Snehalata Bipindada Kolhe, is an Indian politician, social worker, and member of the Bharatiya Janata Party (BJP). She served as the first female Member of the Legislative Assembly (MLA) for the Kopargaon constituency in Maharashtra, after winning the 2014 Maharashtra Legislative Assembly election. She also held the position of State Secretary for the BJP in Maharashtra. Kolhe hails from a prominent political family, being the daughter-in-law of Shankarrao Genuji Kolhe, a former minister in Maharashtra.

== Early life and education ==
Snehalata Kolhe was born on October 8, 1971. She completed a Bachelor of Arts (B.A.) degree in 1998, grounding her in a strong educational foundation. Her marriage into the Kolhe family further connected her with a tradition of leadership and service, particularly through her father-in-law, Shankarrao Genuji Kolhe.

== Political career ==
In 2014, Snehalata Kolhe contested the Maharashtra Legislative Assembly election from the Kopargaon constituency and emerged victorious, becoming the first woman to represent Kopargaon as an MLA. She worked to address key regional issues, including healthcare, infrastructure, and education. However, in the 2019 Maharashtra Legislative Assembly election, she was defeated by Ashutosh Ashokrao Kale of the Nationalist Congress Party (NCP).

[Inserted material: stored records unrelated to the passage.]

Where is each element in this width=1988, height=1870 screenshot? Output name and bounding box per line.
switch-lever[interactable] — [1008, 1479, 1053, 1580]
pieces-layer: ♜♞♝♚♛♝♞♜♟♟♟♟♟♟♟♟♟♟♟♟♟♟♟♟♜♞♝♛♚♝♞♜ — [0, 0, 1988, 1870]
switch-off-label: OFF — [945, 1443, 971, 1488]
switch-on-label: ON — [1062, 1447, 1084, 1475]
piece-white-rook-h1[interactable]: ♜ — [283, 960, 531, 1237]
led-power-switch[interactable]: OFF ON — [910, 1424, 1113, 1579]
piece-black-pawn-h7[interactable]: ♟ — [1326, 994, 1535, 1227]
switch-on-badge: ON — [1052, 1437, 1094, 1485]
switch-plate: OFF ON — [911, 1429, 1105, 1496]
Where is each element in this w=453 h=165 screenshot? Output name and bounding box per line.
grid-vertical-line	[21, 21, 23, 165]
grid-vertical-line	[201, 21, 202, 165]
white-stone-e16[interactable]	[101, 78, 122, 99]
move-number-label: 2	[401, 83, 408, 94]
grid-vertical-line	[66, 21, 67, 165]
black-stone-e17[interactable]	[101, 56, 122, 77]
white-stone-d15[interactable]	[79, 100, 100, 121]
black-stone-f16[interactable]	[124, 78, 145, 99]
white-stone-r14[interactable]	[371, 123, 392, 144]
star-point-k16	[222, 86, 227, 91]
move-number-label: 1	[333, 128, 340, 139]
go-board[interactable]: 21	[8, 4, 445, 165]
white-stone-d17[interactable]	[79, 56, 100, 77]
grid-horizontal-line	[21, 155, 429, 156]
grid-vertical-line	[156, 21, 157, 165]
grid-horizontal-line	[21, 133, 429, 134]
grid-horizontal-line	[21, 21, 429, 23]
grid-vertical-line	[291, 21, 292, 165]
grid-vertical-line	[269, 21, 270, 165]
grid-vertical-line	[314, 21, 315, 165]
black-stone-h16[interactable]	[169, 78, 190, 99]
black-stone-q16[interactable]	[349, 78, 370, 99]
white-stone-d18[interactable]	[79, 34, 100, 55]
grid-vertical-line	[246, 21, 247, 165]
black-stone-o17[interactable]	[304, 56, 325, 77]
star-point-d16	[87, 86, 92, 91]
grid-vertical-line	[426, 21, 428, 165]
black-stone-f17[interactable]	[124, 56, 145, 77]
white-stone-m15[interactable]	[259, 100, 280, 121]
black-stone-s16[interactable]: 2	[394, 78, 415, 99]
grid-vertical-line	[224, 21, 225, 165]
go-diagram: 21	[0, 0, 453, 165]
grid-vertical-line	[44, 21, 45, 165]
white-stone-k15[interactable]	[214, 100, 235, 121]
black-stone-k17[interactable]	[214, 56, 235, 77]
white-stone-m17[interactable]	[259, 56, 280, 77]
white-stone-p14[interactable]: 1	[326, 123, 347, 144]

As a former State Secretary of the BJP in Maharashtra, Snehalata Kolhe’s role within the party highlighted her dedication to its mission and her influence in state politics..

==Contributions and Social Initiatives==
Aside from her legislative work, Snehalata Kolhe is known for her involvement in social initiatives, particularly those focusing on rural development, women’s empowerment, and healthcare. Her commitment to promoting education and economic self-reliance for women has been impactful and widely respected in her constituency.

==Legacy==
Snehalata Kolhe’s was the first female MLA of Kopargaon and a former State Secretary of the BJP. She did not win in 2019, her contributions to the Kopargaon constituency and Maharashtra politics have left a lasting impact on her community.